California’s Air Resources Board rules have already spread to 11 other states—including New York, Massachusetts, and Oregon—together representing roughly 40% of the entire U.S. auto market. Despite repeated concerns from manufacturers, California officials have doubled down, insisting that their measures are essential for meeting lofty greenhouse gas reduction targets and combating smog. However, even some states like Maryland have recognized the impracticality of California’s timeline, opting to delay compliance.
A major legal hurdle complicates the path forward. The Government Accountability Office ruled in March that the EPA waiver issued under former President Joe Biden cannot be revoked under the Congressional Review Act, which requires only a simple Senate majority. This creates uncertainty over whether Congress can truly roll back California’s authority without more complex legislative action.
The House is also gearing up to tackle other elements of California’s environmental regime, including blocking the state from imposing stricter pollution standards on commercial trucks and halting its low-nitrogen oxide emissions regulations for heavy-duty vehicles. These moves reflect growing concerns that California’s progressive regulatory overreach is threatening national commerce and consumer choice.

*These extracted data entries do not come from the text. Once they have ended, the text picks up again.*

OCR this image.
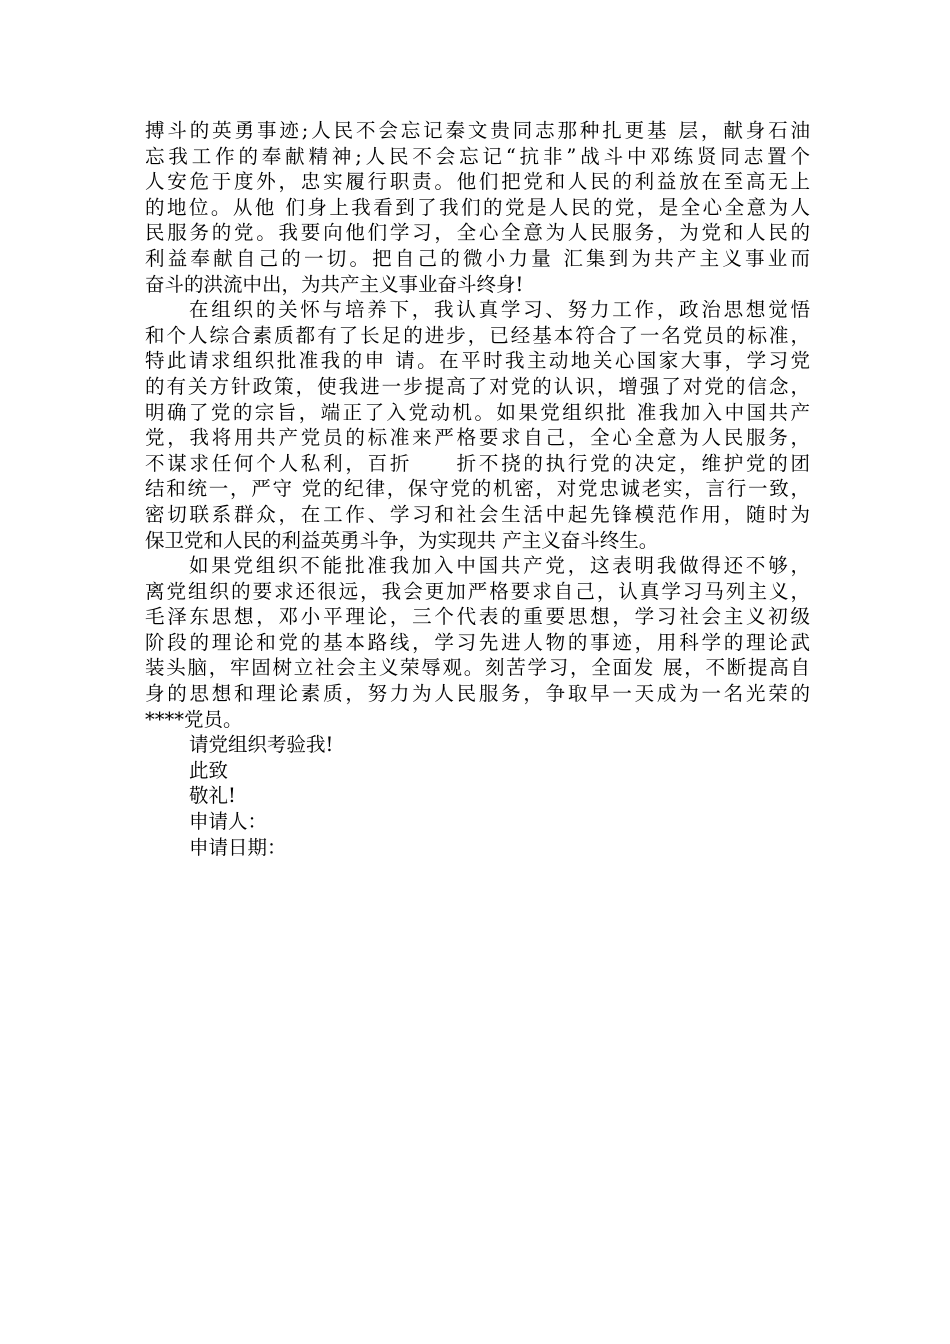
搏斗的英勇事迹;人民不会忘记秦文贵同志那种扎更基 层，献身石油
忘我工作的奉献精神;人民不会忘记“抗非”战斗中邓练贤同志置个
人安危于度外，忠实履行职责。他们把党和人民的利益放在至高无上
的地位。从他 们身上我看到了我们的党是人民的党，是全心全意为人
民服务的党。我要向他们学习，全心全意为人民服务，为党和人民的
利益奉献自己的一切。把自己的微小力量 汇集到为共产主义事业而
奋斗的洪流中出，为共产主义事业奋斗终身!
在组织的关怀与培养下，我认真学习、努力工作，政治思想觉悟
和个人综合素质都有了长足的进步，已经基本符合了一名党员的标准，
特此请求组织批准我的申 请。在平时我主动地关心国家大事，学习党
的有关方针政策，使我进一步提高了对党的认识，增强了对党的信念，
明确了党的宗旨，端正了入党动机。如果党组织批 准我加入中国共产
党，我将用共产党员的标准来严格要求自己，全心全意为人民服务，
不谋求任何个人私利，百折　　折不挠的执行党的决定，维护党的团
结和统一，严守 党的纪律，保守党的机密，对党忠诚老实，言行一致，
密切联系群众，在工作、学习和社会生活中起先锋模范作用，随时为
保卫党和人民的利益英勇斗争，为实现共 产主义奋斗终生。
如果党组织不能批准我加入中国共产党，这表明我做得还不够，
离党组织的要求还很远，我会更加严格要求自己，认真学习马列主义，
毛泽东思想，邓小平理论，三个代表的重要思想，学习社会主义初级
阶段的理论和党的基本路线，学习先进人物的事迹，用科学的理论武
装头脑，牢固树立社会主义荣辱观。刻苦学习，全面发 展，不断提高自
身的思想和理论素质，努力为人民服务，争取早一天成为一名光荣的
****党员。
请党组织考验我!
此致
敬礼!
申请人：
申请日期：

Under California’s current rules, the state demands that 35% of light-duty vehicles for the 2026 model year be zero-emission, scaling up rapidly to 68% by 2030. Industry experts widely agree that these targets are disconnected from reality, given the current slow pace of electric vehicle adoption among the broader American public, particularly in rural and lower-income areas.

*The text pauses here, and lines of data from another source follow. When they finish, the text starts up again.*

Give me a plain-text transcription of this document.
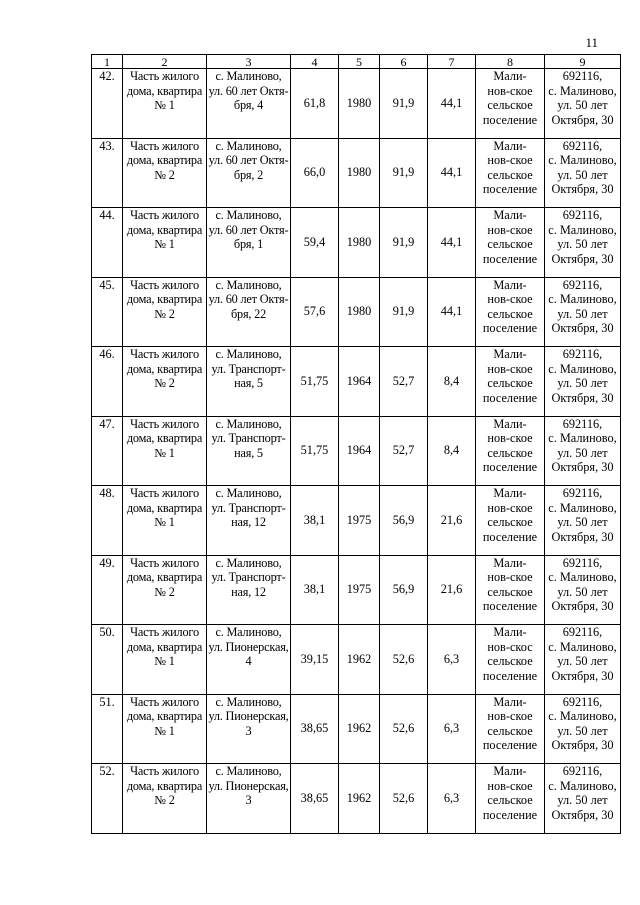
11
1	2	3	4	5	6	7	8	9
42.	Часть жилого
дома, квартира
№ 1	с. Малиново,
ул. 60 лет Октя-
бря, 4	61,8	1980	91,9	44,1	Мали-
нов-ское
сельское
поселение	692116,
с. Малиново,
ул. 50 лет
Октября, 30

43.	Часть жилого
дома, квартира
№ 2	с. Малиново,
ул. 60 лет Октя-
бря, 2	66,0	1980	91,9	44,1	Мали-
нов-ское
сельское
поселение	692116,
с. Малиново,
ул. 50 лет
Октября, 30

44.	Часть жилого
дома, квартира
№ 1	с. Малиново,
ул. 60 лет Октя-
бря, 1	59,4	1980	91,9	44,1	Мали-
нов-ское
сельское
поселение	692116,
с. Малиново,
ул. 50 лет
Октября, 30

45.	Часть жилого
дома, квартира
№ 2	с. Малиново,
ул. 60 лет Октя-
бря, 22	57,6	1980	91,9	44,1	Мали-
нов-ское
сельское
поселение	692116,
с. Малиново,
ул. 50 лет
Октября, 30

46.	Часть жилого
дома, квартира
№ 2	с. Малиново,
ул. Транспорт-
ная, 5	51,75	1964	52,7	8,4	Мали-
нов-ское
сельское
поселение	692116,
с. Малиново,
ул. 50 лет
Октября, 30

47.	Часть жилого
дома, квартира
№ 1	с. Малиново,
ул. Транспорт-
ная, 5	51,75	1964	52,7	8,4	Мали-
нов-ское
сельское
поселение	692116,
с. Малиново,
ул. 50 лет
Октября, 30

48.	Часть жилого
дома, квартира
№ 1	с. Малиново,
ул. Транспорт-
ная, 12	38,1	1975	56,9	21,6	Мали-
нов-ское
сельское
поселение	692116,
с. Малиново,
ул. 50 лет
Октября, 30

49.	Часть жилого
дома, квартира
№ 2	с. Малиново,
ул. Транспорт-
ная, 12	38,1	1975	56,9	21,6	Мали-
нов-ское
сельское
поселение	692116,
с. Малиново,
ул. 50 лет
Октября, 30

50.	Часть жилого
дома, квартира
№ 1	с. Малиново,
ул. Пионерская,
4	39,15	1962	52,6	6,3	Мали-
нов-скос
сельское
поселение	692116,
с. Малиново,
ул. 50 лет
Октября, 30

51.	Часть жилого
дома, квартира
№ 1	с. Малиново,
ул. Пионерская,
3	38,65	1962	52,6	6,3	Мали-
нов-ское
сельское
поселение	692116,
с. Малиново,
ул. 50 лет
Октября, 30

52.	Часть жилого
дома, квартира
№ 2	с. Малиново,
ул. Пионерская,
3	38,65	1962	52,6	6,3	Мали-
нов-ское
сельское
поселение	692116,
с. Малиново,
ул. 50 лет
Октября, 30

California first unveiled its plan in 2020, aiming to make at least 80% of new cars electric and the remainder plug-in hybrids by 2035. Now, under President Donald Trump’s leadership, the U.S. Transportation Department is working to undo the aggressive fuel economy regulations imposed during former President Joe Biden’s term, offering a much-needed course correction for an auto industry burdened by regulatory overreach.
As Congress debates, the larger question remains: Will America allow one state’s left-wing environmental ideology to dictate terms for the entire country’s auto industry?